Thereupon, the person so addressed might try to procrastinate, or declare himself concerned only with his own domain, without interest in the land at large. If his nature were cautious, he might assert that he must wait to see how others conducted themselves. To each case the envoy replied: "Choose now! You are either with us in law, or against us, as an outlaw! There is no middle way!" In the end almost all the gentry of South Ulfland gave acquiescence to the demands, if only out of hatred for Faude Carfilhiot. They arrayed themselves in their ancient armor, mustered their troops, and rode out from their old keeps with banners fluttering above their heads, to assemble on the field near Cleadstone Castle.
In his workroom Faude Carfilhiot sat absorbed in the moving figures on his map. What could such a conclave portend? Certainly nothing to his advantage. He summoned his captains and sent them riding down the valley to mobilize his army.

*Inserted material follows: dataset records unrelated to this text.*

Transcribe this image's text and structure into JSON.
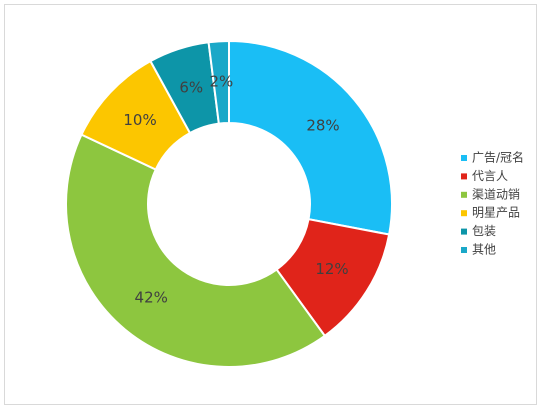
{
  "chart_data": {
    "type": "donut",
    "categories": [
      "广告/冠名",
      "代言人",
      "渠道动销",
      "明星产品",
      "包装",
      "其他"
    ],
    "values": [
      28,
      12,
      42,
      10,
      6,
      2
    ],
    "value_labels": [
      "28%",
      "12%",
      "42%",
      "10%",
      "6%",
      "2%"
    ],
    "colors": [
      "#1abef5",
      "#e0241a",
      "#8dc63f",
      "#fcc600",
      "#0d95a8",
      "#1aa8c8"
    ],
    "legend": "right"
  }
}
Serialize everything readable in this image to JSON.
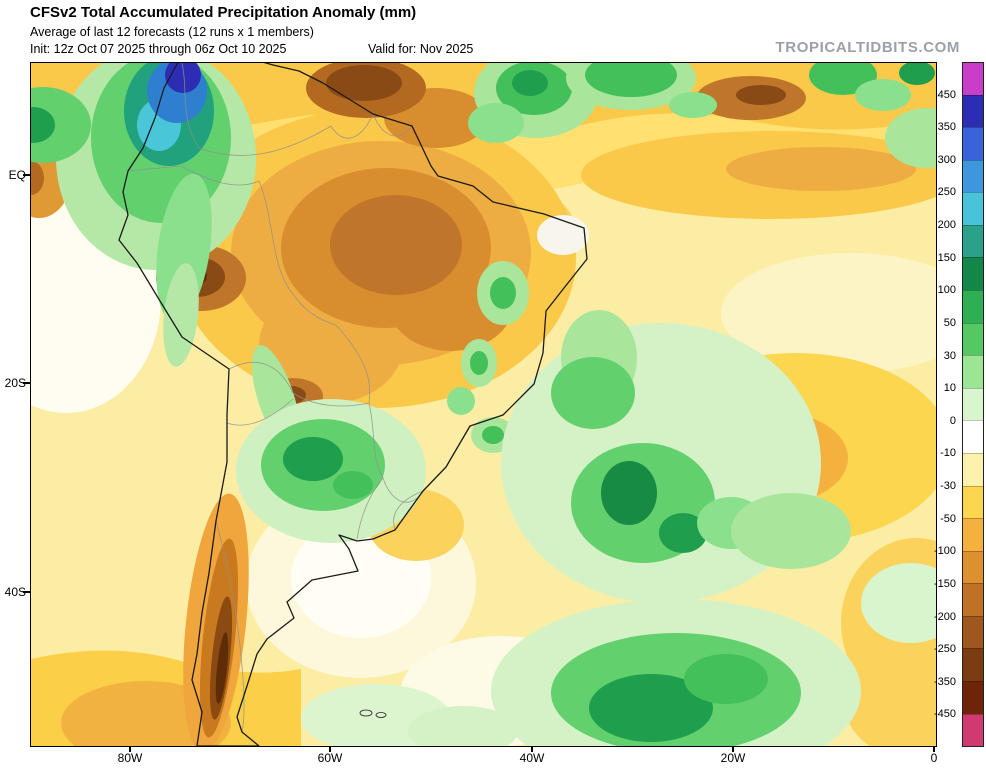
{
  "header": {
    "title": "CFSv2 Total Accumulated Precipitation Anomaly (mm)",
    "subtitle": "Average of last 12 forecasts (12 runs x 1 members)",
    "init_label": "Init: 12z Oct 07 2025 through 06z Oct 10 2025",
    "valid_label": "Valid for: Nov 2025",
    "watermark": "TROPICALTIDBITS.COM"
  },
  "map": {
    "region": "South America",
    "y_axis_labels": [
      "EQ",
      "20S",
      "40S"
    ],
    "x_axis_labels": [
      "80W",
      "60W",
      "40W",
      "20W",
      "0"
    ]
  },
  "colorbar": {
    "tick_labels": [
      "450",
      "350",
      "300",
      "250",
      "200",
      "150",
      "100",
      "50",
      "30",
      "10",
      "0",
      "-10",
      "-30",
      "-50",
      "-100",
      "-150",
      "-200",
      "-250",
      "-350",
      "-450"
    ],
    "segment_colors_top_to_bottom": [
      "#c83ec8",
      "#2d2db4",
      "#3a62d9",
      "#3e97dd",
      "#49c3d9",
      "#2ba18c",
      "#13864a",
      "#2fae53",
      "#55c763",
      "#9ce595",
      "#d9f5cd",
      "#ffffff",
      "#fdf2ad",
      "#fcd64e",
      "#f4b13e",
      "#dd9030",
      "#bf7226",
      "#9f571d",
      "#7c3c12",
      "#6e2409",
      "#d13a6e"
    ],
    "anomaly_positive_color_family": "green-blue-magenta",
    "anomaly_negative_color_family": "yellow-brown-red-pink"
  }
}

Two hours before dawn the wind died and the sea became calm. With Ys close at hand the sails were brailed and the oarsmen bent their backs to the sweeps. Point Istaia and the Temple of Atlante interposed their silhouettes across the pre-dawn sky; the ships slid over pewter water, close by the steps descending from the temple to the sea, then turned where the beach curved down from the north into the estuary of the Evander and grounded upon the sand to discharge troops, then the transports eased close up to the docks at Ys to unload cargo.
From their garden terraces the factors of Ys watched the debarkation with no more than languid interest, and the folk of the town went about their affairs, as if incursions from the sea were a daily occurrence.
At the balustrade of her own palace Melancthe watched the ships arrive. Presently she turned and slipped into the dim interior of her palace.
Sir Glide of Fairsted, with a single companion took horse and rode at speed up the vale, through fields and orchards, with mountains rising steep to right and left. Through a dozen villages and hamlets the two men rode, with no one giving so much as curiosity to their passage.